Following a highly acclaimed run at Southwark Playhouse Ray Rackham’s biopic musical play about the Hollywood icon Judy Garland is back and has lost none of its charm, writes Nicky Sweetland.
The name of the show has changed from Through the Mill to simply Judy! and at the Arts Theatre, the performers are faced with a traditional pros arch stage rather than the thrust, which gave a real closeness with the audience when the show was at Southwark last summer.
Somehow they have managed to keep an intimate feel to the production however, with everyone’s favourite ‘girl next door’ portrayed with such an astonishing depth, that you can’t help but be drawn in.
Rackham has an astute talent for layering stories, with his previous stage success Apartment 40C interlocking tales across decades. The interwoven plots within Judy! see three eras of the performer’s life and career, expertly portrayed by a trio of ultra talented actresses, who illustrate the star’s many struggles behind her successes.
West End debutante Lucy Penrose plays Garland at the time when she was given her break in showbiz at the tender age of 12, before shooting to stardom when cast as Dorothy Gale in The Wizard of Oz. Penrose has developed into a formidable force since first being cast in the show and her every movement and facial expression are perfectly pitched to exude the essence of the young star without it being an impersonation.
Belinda Wollaston gets possibly the most difficult task when giving us Judy in her Palace Theatre Days, a time when at the age of 29, she was already seen by many as being past her best. Wollaston’s sensitive and impassioned performance – particularly when delivering her Palace Medley – is simply breathtaking.

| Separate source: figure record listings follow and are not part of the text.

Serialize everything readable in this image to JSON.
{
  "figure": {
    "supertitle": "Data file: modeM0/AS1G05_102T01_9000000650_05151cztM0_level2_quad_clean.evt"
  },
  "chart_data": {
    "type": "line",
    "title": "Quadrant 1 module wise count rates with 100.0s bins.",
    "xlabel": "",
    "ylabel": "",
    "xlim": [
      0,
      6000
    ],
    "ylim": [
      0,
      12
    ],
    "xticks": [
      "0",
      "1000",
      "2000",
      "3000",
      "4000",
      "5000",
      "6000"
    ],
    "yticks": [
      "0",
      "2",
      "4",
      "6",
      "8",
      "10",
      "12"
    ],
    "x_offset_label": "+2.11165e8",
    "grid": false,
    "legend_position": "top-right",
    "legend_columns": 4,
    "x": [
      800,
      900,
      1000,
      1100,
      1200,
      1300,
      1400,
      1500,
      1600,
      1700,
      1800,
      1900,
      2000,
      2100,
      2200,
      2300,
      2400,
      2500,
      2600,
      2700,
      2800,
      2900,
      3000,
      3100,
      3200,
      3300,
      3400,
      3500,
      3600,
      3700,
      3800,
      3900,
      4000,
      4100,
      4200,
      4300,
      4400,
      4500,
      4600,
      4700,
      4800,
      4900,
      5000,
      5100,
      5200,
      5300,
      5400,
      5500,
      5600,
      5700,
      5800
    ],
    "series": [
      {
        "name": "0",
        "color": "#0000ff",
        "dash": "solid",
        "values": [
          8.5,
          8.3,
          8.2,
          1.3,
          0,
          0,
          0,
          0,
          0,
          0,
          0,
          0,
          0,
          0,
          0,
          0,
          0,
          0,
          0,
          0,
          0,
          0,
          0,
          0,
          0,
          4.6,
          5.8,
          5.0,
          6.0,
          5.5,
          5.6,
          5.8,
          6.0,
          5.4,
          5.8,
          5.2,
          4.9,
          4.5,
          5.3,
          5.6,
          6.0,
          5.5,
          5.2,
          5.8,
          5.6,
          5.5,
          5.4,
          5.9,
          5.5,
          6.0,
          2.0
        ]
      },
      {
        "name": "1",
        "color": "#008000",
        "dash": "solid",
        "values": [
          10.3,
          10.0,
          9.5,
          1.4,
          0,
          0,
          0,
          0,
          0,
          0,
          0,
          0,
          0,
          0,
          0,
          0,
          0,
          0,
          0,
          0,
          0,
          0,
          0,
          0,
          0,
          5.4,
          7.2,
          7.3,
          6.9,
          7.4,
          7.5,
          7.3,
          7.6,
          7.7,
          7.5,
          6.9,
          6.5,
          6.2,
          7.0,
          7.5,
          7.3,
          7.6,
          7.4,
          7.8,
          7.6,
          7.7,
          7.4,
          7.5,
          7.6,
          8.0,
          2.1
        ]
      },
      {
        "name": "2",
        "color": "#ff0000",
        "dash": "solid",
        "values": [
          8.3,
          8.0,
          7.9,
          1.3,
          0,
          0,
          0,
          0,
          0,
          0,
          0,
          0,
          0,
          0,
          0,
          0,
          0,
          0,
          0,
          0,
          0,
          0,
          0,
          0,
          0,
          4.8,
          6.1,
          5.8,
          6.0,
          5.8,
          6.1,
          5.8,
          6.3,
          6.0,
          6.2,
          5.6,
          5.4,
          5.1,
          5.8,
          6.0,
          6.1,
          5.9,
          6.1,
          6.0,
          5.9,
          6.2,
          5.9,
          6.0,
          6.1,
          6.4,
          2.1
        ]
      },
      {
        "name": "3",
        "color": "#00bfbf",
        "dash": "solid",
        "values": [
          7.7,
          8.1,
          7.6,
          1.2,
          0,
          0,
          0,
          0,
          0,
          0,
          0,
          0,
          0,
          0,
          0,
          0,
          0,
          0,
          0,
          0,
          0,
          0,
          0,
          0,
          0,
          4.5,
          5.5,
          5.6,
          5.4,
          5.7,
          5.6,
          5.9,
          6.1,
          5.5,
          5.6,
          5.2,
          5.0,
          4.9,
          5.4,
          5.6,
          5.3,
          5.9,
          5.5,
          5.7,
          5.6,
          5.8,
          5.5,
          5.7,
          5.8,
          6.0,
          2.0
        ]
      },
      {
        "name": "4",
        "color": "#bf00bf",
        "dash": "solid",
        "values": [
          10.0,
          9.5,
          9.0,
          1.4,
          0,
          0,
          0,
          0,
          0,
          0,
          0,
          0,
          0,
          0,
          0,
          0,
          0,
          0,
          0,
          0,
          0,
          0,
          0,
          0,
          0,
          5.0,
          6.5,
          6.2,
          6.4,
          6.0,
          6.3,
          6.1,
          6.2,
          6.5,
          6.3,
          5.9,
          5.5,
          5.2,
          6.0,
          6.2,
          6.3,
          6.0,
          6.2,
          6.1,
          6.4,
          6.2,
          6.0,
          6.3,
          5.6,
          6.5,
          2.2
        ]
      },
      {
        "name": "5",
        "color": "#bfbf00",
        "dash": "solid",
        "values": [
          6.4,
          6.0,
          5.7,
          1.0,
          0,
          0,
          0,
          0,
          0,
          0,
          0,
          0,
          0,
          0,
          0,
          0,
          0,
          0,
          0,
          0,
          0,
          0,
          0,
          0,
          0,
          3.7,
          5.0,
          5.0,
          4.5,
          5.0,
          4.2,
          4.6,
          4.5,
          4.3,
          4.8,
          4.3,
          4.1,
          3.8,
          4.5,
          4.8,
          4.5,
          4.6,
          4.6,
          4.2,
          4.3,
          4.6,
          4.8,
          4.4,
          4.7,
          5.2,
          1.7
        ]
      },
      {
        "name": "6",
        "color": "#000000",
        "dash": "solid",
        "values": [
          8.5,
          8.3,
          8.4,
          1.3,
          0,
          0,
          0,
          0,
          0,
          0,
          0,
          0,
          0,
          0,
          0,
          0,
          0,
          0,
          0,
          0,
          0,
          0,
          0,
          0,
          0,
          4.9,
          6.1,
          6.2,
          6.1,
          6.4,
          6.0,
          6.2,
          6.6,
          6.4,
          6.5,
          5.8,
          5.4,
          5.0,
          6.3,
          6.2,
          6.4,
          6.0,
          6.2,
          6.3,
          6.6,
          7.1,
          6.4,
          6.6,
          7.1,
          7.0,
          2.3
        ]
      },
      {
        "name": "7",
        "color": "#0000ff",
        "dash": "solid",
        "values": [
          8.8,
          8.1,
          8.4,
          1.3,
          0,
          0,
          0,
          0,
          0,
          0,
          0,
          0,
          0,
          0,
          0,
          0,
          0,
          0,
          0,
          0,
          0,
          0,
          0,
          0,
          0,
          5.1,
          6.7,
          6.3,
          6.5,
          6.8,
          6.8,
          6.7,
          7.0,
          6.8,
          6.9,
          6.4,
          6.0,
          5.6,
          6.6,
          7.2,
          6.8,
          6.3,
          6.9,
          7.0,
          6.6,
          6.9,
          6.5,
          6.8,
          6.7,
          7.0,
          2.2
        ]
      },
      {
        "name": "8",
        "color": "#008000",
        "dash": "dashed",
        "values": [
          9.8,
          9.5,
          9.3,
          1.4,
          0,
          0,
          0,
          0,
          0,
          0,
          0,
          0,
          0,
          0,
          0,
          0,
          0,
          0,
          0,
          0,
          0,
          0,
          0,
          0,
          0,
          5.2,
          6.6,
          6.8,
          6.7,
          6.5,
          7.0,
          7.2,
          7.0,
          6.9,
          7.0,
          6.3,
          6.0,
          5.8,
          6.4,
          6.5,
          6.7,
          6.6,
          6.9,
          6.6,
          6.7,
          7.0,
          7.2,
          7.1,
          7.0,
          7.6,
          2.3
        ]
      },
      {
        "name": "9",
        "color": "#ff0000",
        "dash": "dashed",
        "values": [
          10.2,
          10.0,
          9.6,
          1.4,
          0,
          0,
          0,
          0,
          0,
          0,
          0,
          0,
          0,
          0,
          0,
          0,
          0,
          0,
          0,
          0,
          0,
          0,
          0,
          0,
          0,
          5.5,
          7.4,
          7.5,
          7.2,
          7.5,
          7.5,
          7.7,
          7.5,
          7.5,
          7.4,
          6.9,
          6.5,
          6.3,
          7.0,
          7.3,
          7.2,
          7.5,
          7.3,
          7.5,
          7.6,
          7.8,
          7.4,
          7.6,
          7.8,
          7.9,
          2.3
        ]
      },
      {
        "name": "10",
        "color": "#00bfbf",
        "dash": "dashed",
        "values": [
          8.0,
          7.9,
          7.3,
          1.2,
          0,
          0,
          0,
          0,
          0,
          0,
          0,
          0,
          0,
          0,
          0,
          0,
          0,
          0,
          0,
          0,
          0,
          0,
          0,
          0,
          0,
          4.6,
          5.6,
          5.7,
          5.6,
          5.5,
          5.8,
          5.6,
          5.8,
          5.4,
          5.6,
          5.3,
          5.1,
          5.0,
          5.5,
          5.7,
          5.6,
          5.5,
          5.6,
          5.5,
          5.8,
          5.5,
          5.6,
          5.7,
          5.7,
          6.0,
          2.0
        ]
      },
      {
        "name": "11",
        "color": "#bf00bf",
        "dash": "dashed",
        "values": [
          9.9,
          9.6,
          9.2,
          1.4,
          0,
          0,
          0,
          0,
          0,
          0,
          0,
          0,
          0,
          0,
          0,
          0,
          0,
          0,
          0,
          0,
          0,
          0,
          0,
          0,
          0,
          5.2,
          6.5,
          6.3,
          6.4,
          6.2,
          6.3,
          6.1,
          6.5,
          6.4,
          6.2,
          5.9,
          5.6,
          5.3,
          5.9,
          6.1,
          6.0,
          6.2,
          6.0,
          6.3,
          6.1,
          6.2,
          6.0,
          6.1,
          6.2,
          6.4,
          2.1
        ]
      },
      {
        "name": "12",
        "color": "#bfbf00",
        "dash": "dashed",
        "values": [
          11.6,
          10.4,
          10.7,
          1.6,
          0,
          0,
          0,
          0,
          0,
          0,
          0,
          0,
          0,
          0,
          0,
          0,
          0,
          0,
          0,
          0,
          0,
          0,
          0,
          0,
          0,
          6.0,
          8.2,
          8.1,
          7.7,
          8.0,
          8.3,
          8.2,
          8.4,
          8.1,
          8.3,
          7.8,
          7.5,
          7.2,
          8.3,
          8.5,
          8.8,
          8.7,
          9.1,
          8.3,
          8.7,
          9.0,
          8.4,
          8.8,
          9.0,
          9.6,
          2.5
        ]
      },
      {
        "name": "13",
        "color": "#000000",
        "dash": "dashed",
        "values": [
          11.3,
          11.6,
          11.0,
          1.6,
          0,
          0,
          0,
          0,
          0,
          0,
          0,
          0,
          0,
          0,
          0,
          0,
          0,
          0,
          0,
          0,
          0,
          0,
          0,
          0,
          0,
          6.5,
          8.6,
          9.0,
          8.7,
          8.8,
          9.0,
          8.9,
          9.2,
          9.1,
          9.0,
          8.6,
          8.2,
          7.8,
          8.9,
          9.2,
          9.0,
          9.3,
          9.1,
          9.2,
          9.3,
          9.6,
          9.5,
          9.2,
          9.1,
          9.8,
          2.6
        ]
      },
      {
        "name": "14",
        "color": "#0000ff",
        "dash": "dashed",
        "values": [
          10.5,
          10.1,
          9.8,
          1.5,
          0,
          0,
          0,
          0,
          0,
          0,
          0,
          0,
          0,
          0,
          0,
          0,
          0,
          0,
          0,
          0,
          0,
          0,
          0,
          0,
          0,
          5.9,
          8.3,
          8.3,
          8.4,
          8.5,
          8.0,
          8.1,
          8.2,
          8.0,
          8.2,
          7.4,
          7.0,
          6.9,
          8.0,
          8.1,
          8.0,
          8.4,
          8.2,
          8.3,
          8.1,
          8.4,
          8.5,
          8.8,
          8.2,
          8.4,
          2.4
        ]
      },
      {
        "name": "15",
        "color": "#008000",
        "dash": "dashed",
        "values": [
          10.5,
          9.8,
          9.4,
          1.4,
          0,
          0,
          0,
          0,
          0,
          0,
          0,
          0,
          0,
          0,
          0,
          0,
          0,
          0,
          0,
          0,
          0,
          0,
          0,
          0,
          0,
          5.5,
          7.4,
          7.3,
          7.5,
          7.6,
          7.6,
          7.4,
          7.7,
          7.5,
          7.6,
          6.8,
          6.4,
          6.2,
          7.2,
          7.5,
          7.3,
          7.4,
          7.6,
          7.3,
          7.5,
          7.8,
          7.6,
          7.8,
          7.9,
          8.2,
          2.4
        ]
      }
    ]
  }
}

Not to be outdone by her younger cohorts, Helen Sheals also unleashes some powerhouse vocals to play CBS Judy, bringing a huge dose of humour balanced with fragility to the well-known star.
This is billed as a play with music (rather than a musical) and the emphasis is very much on the intricate and well-timed dialogue, but when the famous standards – including “Get Happy” and “The Man that Got Away” – do come along, my goodness do they bring the house down, with each of the Judys giving momentous and inspiring renditions.
There are also some impressive performances by the supporting cast, with Perry Meadowcroft as George Schlatter and Carmella Brown as Judith Kramer, ensuring it’s not just the ‘Talent’ that takes the limelight and with each ensemble member doubling up as the house band, there is a wonderful sense of support and camaraderie, which emanates from the stage.
Judy! is a heartwarming show about a much-loved legend played with aplomb by a hugely talented cast. If you’re a fan of Judy Garland, it’s a must see, but even if you’re not, this is an interesting and inspirational piece of theatre, which you’d be a fool to miss.